As people of faith, we ask “Why” questions all the time. For example:
- Why does our good God allow so much suffering in this world?
- Why do the wicked prosper?
- Why hasn’t my prayer request been answered?
- Why is my job search taking so long?
- Why are we (or our friends) not able to have children?
The “Why” questions of faithful people often arise when circumstances are hard, or life is painful. In the passage we studied on Sunday morning, Jesus teaches us about the importance of also asking “Why” questions in seasons when we are feeling blessed.
While teaching on the subject of money in Luke chapter 12, Jesus tells a story about a rich man who had practiced acumen and discipline with his assets. The man had planted, waited and harvested. The man had come up with a financial plan that emphasized saving and making preparations for his life to be easy in the coming years.
What the man in the story did not do was ask a “Why” question about his finances. He never asked God, “Why do I have so much? Why have you given me more than I really need? Why have you caused my crops to prosper, God?”
One can imagine that the same man would be full of “Why” questions for God had his crops failed and his barns been empty. But in the season of plenty, the man didn’t consider what all that wealth was actually for. He just reacted on the impulse to save.
As we saw in the sermon on Sunday (which you can listen to here), this rich man’s problem was not that he was rich. This rich man’s problem was not that he took his money and leveraged it for the future. His problem was that he didn’t look far enough into the future. He didn’t look far enough into the future, when he managed his money, he only thought about himself and this life, he did not take into his accounting the life that is to come.
At the end of the day he was shortsighted because he managed his money with a few decades in mind, not with eternity in mind. And because he managed his money this way, God calls him “foolish” even though our world would call him “prudent” or wise. The man in the story never saw his stuff as being entrusted to him for any purpose other than himself. He never stopped to ask himself, “Why do I have so much?” He just acted on the impulse to hold on, hold on, hold on tightly to money. And now it’s all gone and so is the opportunity to do something meaningful with the money entrusted to him.
Let me invite us to ask ourselves a question about money this week: “Why?” “Why do you and I have more than we need?”
Is it that I have more than I need because God is giving me the commission to take really, really good care of myself? Is it the case that I have more than I need because God wants me to have the kitchen of my dreams? Is the reason that I have more than I really need because God wants me to have more?
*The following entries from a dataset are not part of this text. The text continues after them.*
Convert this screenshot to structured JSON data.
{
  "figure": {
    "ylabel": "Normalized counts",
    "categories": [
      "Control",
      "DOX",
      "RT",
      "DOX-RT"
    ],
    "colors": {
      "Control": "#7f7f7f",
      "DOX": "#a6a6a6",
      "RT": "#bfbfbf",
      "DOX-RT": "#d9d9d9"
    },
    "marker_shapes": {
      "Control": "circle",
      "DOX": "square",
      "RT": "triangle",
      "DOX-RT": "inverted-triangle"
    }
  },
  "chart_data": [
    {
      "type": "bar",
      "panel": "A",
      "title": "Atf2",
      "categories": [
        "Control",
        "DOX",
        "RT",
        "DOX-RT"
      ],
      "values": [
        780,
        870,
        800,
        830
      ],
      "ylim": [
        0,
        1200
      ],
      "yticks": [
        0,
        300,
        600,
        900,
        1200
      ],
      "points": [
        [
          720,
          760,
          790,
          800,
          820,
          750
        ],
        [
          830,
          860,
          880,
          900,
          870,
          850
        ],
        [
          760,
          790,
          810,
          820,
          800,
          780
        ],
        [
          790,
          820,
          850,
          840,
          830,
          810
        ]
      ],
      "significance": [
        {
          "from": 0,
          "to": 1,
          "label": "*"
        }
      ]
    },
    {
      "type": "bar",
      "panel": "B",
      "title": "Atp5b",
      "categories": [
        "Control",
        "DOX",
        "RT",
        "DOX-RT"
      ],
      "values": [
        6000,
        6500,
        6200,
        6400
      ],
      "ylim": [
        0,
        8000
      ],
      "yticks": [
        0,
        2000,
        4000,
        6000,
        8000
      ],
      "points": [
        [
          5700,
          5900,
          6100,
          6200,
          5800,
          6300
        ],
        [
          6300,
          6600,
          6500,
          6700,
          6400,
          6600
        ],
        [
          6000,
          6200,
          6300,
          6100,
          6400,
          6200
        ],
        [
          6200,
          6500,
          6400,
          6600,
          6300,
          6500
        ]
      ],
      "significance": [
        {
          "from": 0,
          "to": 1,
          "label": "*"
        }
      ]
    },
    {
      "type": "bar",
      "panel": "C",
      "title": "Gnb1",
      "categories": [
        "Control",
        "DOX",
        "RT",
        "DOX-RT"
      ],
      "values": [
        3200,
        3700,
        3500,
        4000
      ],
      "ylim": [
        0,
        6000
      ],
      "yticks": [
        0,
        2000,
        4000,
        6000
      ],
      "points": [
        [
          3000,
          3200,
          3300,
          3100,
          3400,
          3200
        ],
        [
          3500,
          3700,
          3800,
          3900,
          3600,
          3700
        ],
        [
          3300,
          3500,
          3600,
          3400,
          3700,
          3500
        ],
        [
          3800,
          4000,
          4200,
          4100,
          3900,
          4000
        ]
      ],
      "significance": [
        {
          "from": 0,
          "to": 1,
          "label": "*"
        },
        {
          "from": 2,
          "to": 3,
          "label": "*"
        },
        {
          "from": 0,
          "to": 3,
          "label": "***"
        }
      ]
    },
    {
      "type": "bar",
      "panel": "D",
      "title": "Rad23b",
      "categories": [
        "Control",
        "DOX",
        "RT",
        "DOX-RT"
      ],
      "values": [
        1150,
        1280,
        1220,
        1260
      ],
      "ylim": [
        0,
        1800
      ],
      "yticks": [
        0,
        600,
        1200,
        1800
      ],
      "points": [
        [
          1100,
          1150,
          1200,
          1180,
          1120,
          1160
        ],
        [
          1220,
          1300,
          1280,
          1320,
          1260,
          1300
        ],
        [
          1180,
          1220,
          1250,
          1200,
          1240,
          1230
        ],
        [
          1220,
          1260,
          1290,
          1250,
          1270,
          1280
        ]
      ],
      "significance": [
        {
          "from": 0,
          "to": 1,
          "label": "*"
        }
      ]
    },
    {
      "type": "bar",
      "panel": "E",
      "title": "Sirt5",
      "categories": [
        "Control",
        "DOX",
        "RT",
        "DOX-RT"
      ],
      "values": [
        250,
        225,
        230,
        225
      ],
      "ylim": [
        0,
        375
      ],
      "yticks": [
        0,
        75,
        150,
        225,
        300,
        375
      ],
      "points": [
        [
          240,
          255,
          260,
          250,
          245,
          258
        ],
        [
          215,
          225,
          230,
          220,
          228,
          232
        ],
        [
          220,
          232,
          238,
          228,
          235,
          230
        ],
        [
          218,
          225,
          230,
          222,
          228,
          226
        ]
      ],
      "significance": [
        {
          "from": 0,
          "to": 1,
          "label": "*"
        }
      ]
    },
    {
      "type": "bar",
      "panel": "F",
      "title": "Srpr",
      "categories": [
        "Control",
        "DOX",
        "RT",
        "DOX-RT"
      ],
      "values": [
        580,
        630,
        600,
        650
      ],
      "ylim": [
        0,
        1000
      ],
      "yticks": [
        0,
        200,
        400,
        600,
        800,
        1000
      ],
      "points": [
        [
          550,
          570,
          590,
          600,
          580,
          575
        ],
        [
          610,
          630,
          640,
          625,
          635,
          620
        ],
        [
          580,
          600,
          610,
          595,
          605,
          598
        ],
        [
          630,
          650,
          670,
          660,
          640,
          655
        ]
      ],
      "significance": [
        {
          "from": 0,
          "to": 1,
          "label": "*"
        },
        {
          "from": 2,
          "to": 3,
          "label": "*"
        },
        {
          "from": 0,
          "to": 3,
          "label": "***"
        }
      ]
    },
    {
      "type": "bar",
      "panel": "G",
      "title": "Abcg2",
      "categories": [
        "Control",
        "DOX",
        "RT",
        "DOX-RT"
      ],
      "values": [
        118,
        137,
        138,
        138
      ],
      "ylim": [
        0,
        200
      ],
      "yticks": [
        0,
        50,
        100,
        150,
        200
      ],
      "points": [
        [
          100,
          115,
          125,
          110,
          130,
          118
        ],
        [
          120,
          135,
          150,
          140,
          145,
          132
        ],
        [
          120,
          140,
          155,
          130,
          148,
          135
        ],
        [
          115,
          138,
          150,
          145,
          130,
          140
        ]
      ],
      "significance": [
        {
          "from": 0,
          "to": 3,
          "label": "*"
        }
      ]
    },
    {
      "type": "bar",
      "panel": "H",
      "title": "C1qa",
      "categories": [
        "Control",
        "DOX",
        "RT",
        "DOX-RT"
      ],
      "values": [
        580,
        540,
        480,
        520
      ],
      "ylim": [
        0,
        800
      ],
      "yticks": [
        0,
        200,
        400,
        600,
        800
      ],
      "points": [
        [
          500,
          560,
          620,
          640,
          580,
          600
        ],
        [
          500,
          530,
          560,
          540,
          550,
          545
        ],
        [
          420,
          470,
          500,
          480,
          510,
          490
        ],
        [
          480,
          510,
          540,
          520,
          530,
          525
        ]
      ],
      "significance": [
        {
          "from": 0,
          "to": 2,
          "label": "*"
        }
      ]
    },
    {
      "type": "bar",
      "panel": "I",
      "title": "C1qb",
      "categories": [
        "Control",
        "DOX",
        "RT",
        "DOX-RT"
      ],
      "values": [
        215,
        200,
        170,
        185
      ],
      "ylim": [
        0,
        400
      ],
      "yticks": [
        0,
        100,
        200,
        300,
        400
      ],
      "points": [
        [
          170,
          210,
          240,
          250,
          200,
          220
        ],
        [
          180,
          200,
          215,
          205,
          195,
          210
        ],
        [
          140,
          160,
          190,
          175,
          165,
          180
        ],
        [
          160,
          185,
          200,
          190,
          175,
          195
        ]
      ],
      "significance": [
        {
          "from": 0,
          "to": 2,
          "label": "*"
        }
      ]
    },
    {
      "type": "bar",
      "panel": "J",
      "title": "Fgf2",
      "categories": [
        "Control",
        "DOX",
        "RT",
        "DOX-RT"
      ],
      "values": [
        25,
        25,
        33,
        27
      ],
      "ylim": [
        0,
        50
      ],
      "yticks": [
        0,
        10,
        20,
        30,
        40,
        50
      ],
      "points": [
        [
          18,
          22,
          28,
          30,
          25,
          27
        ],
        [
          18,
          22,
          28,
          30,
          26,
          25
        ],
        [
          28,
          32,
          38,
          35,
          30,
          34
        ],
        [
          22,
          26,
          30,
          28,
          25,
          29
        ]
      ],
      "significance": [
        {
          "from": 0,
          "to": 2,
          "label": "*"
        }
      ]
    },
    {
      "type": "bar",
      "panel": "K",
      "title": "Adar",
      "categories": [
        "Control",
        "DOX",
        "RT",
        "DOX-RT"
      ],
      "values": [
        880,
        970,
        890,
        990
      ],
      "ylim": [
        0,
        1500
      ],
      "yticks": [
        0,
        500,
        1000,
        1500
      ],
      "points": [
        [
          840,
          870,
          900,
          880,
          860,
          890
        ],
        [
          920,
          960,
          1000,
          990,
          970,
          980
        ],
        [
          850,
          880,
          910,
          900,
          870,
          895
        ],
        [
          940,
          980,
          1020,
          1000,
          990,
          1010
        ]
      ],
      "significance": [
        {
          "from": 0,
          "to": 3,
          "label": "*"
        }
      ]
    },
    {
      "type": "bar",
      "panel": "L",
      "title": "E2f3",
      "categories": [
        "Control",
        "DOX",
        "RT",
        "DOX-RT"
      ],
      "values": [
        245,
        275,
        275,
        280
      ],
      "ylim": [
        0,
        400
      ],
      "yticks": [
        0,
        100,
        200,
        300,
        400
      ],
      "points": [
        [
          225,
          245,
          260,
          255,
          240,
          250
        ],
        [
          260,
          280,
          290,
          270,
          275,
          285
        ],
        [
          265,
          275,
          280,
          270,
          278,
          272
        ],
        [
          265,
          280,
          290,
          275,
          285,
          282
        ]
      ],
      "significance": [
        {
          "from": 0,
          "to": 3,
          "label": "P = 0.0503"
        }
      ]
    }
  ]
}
Or, is the reason that I have more than I need because God is giving me an opportunity? Is the reason that I have extra in this life because God is giving me the chance to do some things that will make me rich towards God? Is the reason that I have extra in this life because God is trusting me to some things for the Kingdom of God with what He has entrusted to me?
Why do you think you have more than you need? Is it so you can chase your income with your lifestyle? Or is there another reason?